The TIFB in ETDiffIR is designed to incorporate text prompts to assist in image restoration. The ERUNet in ETDiffIR is designed to combine text prompts and predict noise conditionally. Specifically, the TIFB utilizes a pretrained CLIP text encoder to encode the textual description corresponding to the image. This encoding is then fused with the degradation encoding obtained from the pretrained DA-CLIP image controller to generate a prompt. Finally, we use this prompt, along with a cross-attention mechanism, to assist the denoising network in obtaining satisfactory results. In the ERUNet, the efficient restoration module extracts global information for each channel and efficiently integrates spatial and channel features. We conducted related ablation experiments to elucidate the functionalities of the TIFB and ERUNet. The related experiments indicate that removing the TIFB and ERUNet leads to an increase in FID, demonstrating the importance of these two components for image restoration.
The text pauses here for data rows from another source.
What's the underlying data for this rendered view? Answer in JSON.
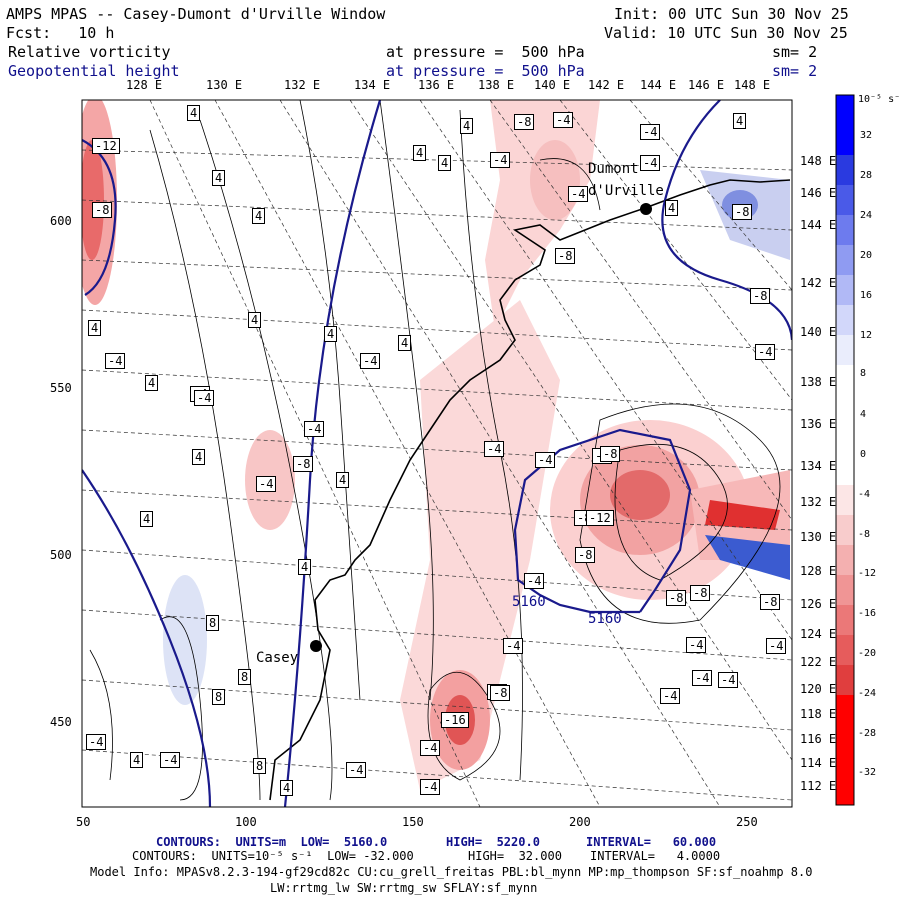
{
  "header": {
    "title": "AMPS MPAS -- Casey-Dumont d'Urville Window",
    "init": "Init: 00 UTC Sun 30 Nov 25",
    "fcst": "Fcst:   10 h",
    "valid": "Valid: 10 UTC Sun 30 Nov 25",
    "field1_name": "Relative vorticity",
    "field1_level": "at pressure =  500 hPa",
    "field1_sm": "sm= 2",
    "field2_name": "Geopotential height",
    "field2_level": "at pressure =  500 hPa",
    "field2_sm": "sm= 2"
  },
  "top_longitudes": [
    "128 E",
    "130 E",
    "132 E",
    "134 E",
    "136 E",
    "138 E",
    "140 E",
    "142 E",
    "144 E",
    "146 E",
    "148 E"
  ],
  "right_longitudes": [
    "148 E",
    "146 E",
    "144 E",
    "142 E",
    "140 E",
    "138 E",
    "136 E",
    "134 E",
    "132 E",
    "130 E",
    "128 E",
    "126 E",
    "124 E",
    "122 E",
    "120 E",
    "118 E",
    "116 E",
    "114 E",
    "112 E"
  ],
  "x_ticks": [
    "50",
    "100",
    "150",
    "200",
    "250"
  ],
  "y_ticks": [
    "600",
    "550",
    "500",
    "450"
  ],
  "colorbar": {
    "unit_label": "10⁻⁵ s⁻¹",
    "ticks": [
      "32",
      "28",
      "24",
      "20",
      "16",
      "12",
      "8",
      "4",
      "0",
      "-4",
      "-8",
      "-12",
      "-16",
      "-20",
      "-24",
      "-28",
      "-32"
    ],
    "positive_color": "#0000ff",
    "negative_color": "#ff0000"
  },
  "places": {
    "dumont": "Dumont d'Urville",
    "casey": "Casey"
  },
  "height_labels": [
    "5160",
    "5160"
  ],
  "vorticity_labels": [
    "4",
    "4",
    "4",
    "4",
    "4",
    "-4",
    "-4",
    "-8",
    "-4",
    "-4",
    "-8",
    "-4",
    "4",
    "4",
    "4",
    "4",
    "-4",
    "-12",
    "-8",
    "4",
    "4",
    "-4",
    "4",
    "-4",
    "4",
    "-4",
    "-8",
    "-4",
    "-4",
    "4",
    "4",
    "-4",
    "-8",
    "-8",
    "4",
    "8",
    "-8",
    "-8",
    "-4",
    "-4",
    "-8",
    "8",
    "-16",
    "-4",
    "4",
    "8",
    "-4",
    "-4",
    "4",
    "-4",
    "-4",
    "8",
    "-4",
    "-4",
    "-8",
    "-4",
    "-8",
    "-4",
    "-4",
    "-8",
    "-8",
    "4",
    "-4",
    "-4",
    "-8",
    "-8",
    "-12"
  ],
  "footer": {
    "line1_a": "CONTOURS:  UNITS=m  LOW=  5160.0",
    "line1_b": "HIGH=  5220.0",
    "line1_c": "INTERVAL=   60.000",
    "line2_a": "CONTOURS:  UNITS=10⁻⁵ s⁻¹  LOW= -32.000",
    "line2_b": "HIGH=  32.000",
    "line2_c": "INTERVAL=   4.0000",
    "model_info": "Model Info: MPASv8.2.3-194-gf29cd82c CU:cu_grell_freitas PBL:bl_mynn MP:mp_thompson SF:sf_noahmp 8.0",
    "model_info2": "LW:rrtmg_lw SW:rrtmg_sw SFLAY:sf_mynn"
  }
}
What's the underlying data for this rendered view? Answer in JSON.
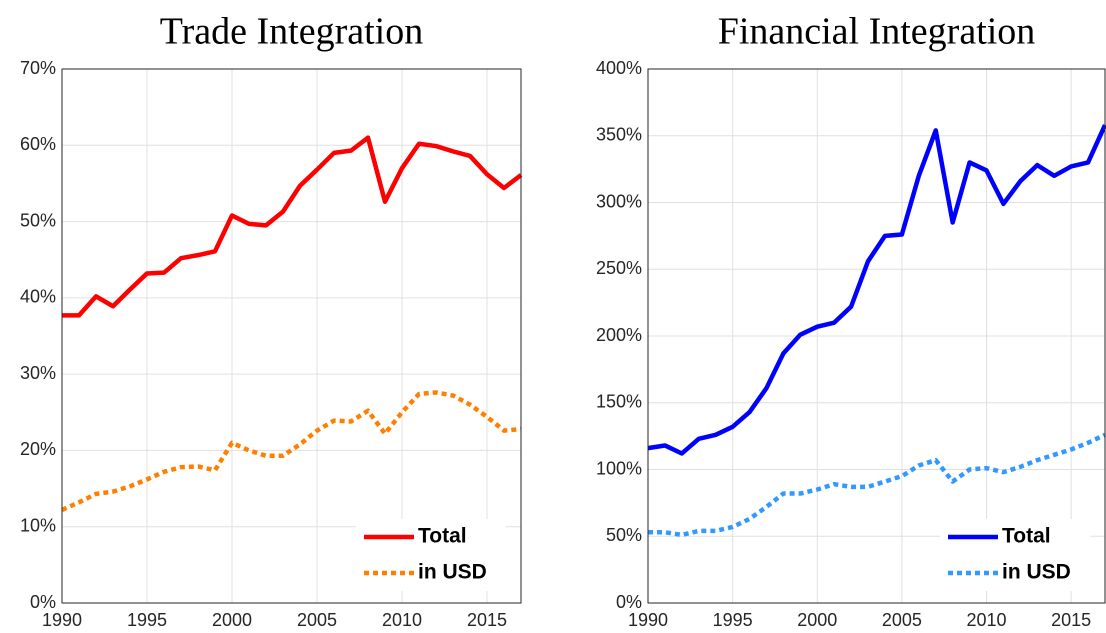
{
  "chart_data": [
    {
      "type": "line",
      "title": "Trade Integration",
      "x": [
        1990,
        1991,
        1992,
        1993,
        1994,
        1995,
        1996,
        1997,
        1998,
        1999,
        2000,
        2001,
        2002,
        2003,
        2004,
        2005,
        2006,
        2007,
        2008,
        2009,
        2010,
        2011,
        2012,
        2013,
        2014,
        2015,
        2016,
        2017
      ],
      "series": [
        {
          "name": "Total",
          "color": "#ff0000",
          "dash": "solid",
          "values": [
            37.7,
            37.7,
            40.2,
            38.9,
            41.1,
            43.2,
            43.3,
            45.2,
            45.6,
            46.1,
            50.8,
            49.7,
            49.5,
            51.3,
            54.7,
            56.8,
            59.0,
            59.3,
            61.0,
            52.6,
            57.0,
            60.2,
            59.9,
            59.2,
            58.6,
            56.2,
            54.4,
            56.1
          ]
        },
        {
          "name": "in USD",
          "color": "#ff8000",
          "dash": "dotted",
          "values": [
            12.2,
            13.2,
            14.3,
            14.6,
            15.3,
            16.2,
            17.2,
            17.8,
            17.9,
            17.4,
            21.0,
            20.0,
            19.3,
            19.3,
            20.8,
            22.6,
            23.9,
            23.8,
            25.2,
            22.2,
            25.0,
            27.4,
            27.6,
            27.2,
            26.0,
            24.4,
            22.6,
            22.8
          ]
        }
      ],
      "xlim": [
        1990,
        2017
      ],
      "xticks": [
        1990,
        1995,
        2000,
        2005,
        2010,
        2015
      ],
      "ylim": [
        0,
        70
      ],
      "yticks": [
        {
          "value": 0,
          "label": "0%"
        },
        {
          "value": 10,
          "label": "10%"
        },
        {
          "value": 20,
          "label": "20%"
        },
        {
          "value": 30,
          "label": "30%"
        },
        {
          "value": 40,
          "label": "40%"
        },
        {
          "value": 50,
          "label": "50%"
        },
        {
          "value": 60,
          "label": "60%"
        },
        {
          "value": 70,
          "label": "70%"
        }
      ],
      "grid": true,
      "legend": "lower-right"
    },
    {
      "type": "line",
      "title": "Financial Integration",
      "x": [
        1990,
        1991,
        1992,
        1993,
        1994,
        1995,
        1996,
        1997,
        1998,
        1999,
        2000,
        2001,
        2002,
        2003,
        2004,
        2005,
        2006,
        2007,
        2008,
        2009,
        2010,
        2011,
        2012,
        2013,
        2014,
        2015,
        2016,
        2017
      ],
      "series": [
        {
          "name": "Total",
          "color": "#0000ff",
          "dash": "solid",
          "values": [
            116,
            118,
            112,
            123,
            126,
            132,
            143,
            161,
            187,
            201,
            207,
            210,
            222,
            256,
            275,
            276,
            320,
            354,
            285,
            330,
            324,
            299,
            316,
            328,
            320,
            327,
            330,
            358
          ]
        },
        {
          "name": "in USD",
          "color": "#3399ff",
          "dash": "dotted",
          "values": [
            53,
            53,
            51,
            54,
            54,
            57,
            63,
            72,
            82,
            82,
            85,
            89,
            87,
            87,
            91,
            95,
            103,
            107,
            91,
            100,
            101,
            98,
            102,
            107,
            111,
            115,
            120,
            126
          ]
        }
      ],
      "xlim": [
        1990,
        2017
      ],
      "xticks": [
        1990,
        1995,
        2000,
        2005,
        2010,
        2015
      ],
      "ylim": [
        0,
        400
      ],
      "yticks": [
        {
          "value": 0,
          "label": "0%"
        },
        {
          "value": 50,
          "label": "50%"
        },
        {
          "value": 100,
          "label": "100%"
        },
        {
          "value": 150,
          "label": "150%"
        },
        {
          "value": 200,
          "label": "200%"
        },
        {
          "value": 250,
          "label": "250%"
        },
        {
          "value": 300,
          "label": "300%"
        },
        {
          "value": 350,
          "label": "350%"
        },
        {
          "value": 400,
          "label": "400%"
        }
      ],
      "grid": true,
      "legend": "lower-right"
    }
  ]
}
However, our work still has some limitations. As shown in Table 1 and Table 2, the proposed method achieved competitive results across various metrics for the deraining and dehazing tasks. However, for image denoising, the proposed method performed poorly in terms of the distortion metrics, PSNR and SSIM. Following previous work [18], we set the noise $\sigma$ value to a challenging 50. While using a lower noise $\sigma$ value would indeed result in better distortion metrics, denoising large noise is more valuable for research. As a universal restoration model, our model needs to consider the universality of restoration, taking into account the characteristics of other restoration tasks. Additionally, another reason is that the diffusion process is difficult to recognize from Gaussian noise. When using diffusion models for image restoration, additional noise introduced from the Wiener process makes it difficult for the model to distinguish between the Gaussian noise that needs to be restored and the noise from the diffusion process in image denoising tasks. Additionally, due to the iterative sampling required by the diffusion model, our method lacks real-time capabilities. In this paper, we only used synthetic datasets to train the model and did not train it on real degraded datasets. Therefore, the proposed model may require additional optimization for specific use cases.

6. Conclusions

In this paper, we designed an effective diffusion probabilistic model guided by text to recover visually pleasing high-quality images from low-quality images. To achieve this, we introduced a text–image fusion module to fully exploit textual information. The text–image fusion block (TIFB) utilizes a pretrained CLIP text encoder to embed textual descriptions corresponding to the images. These embeddings are then fused with image embeddings provided by a pretrained DA-CLIP image controller. Additionally, the proposed efficient restoration U-shaped network (ERUNet) demonstrates superior performance in noise prediction compared to vanilla UNet. Our extensive experiments demonstrate that our proposed method is competitive with state-of-the-art approaches.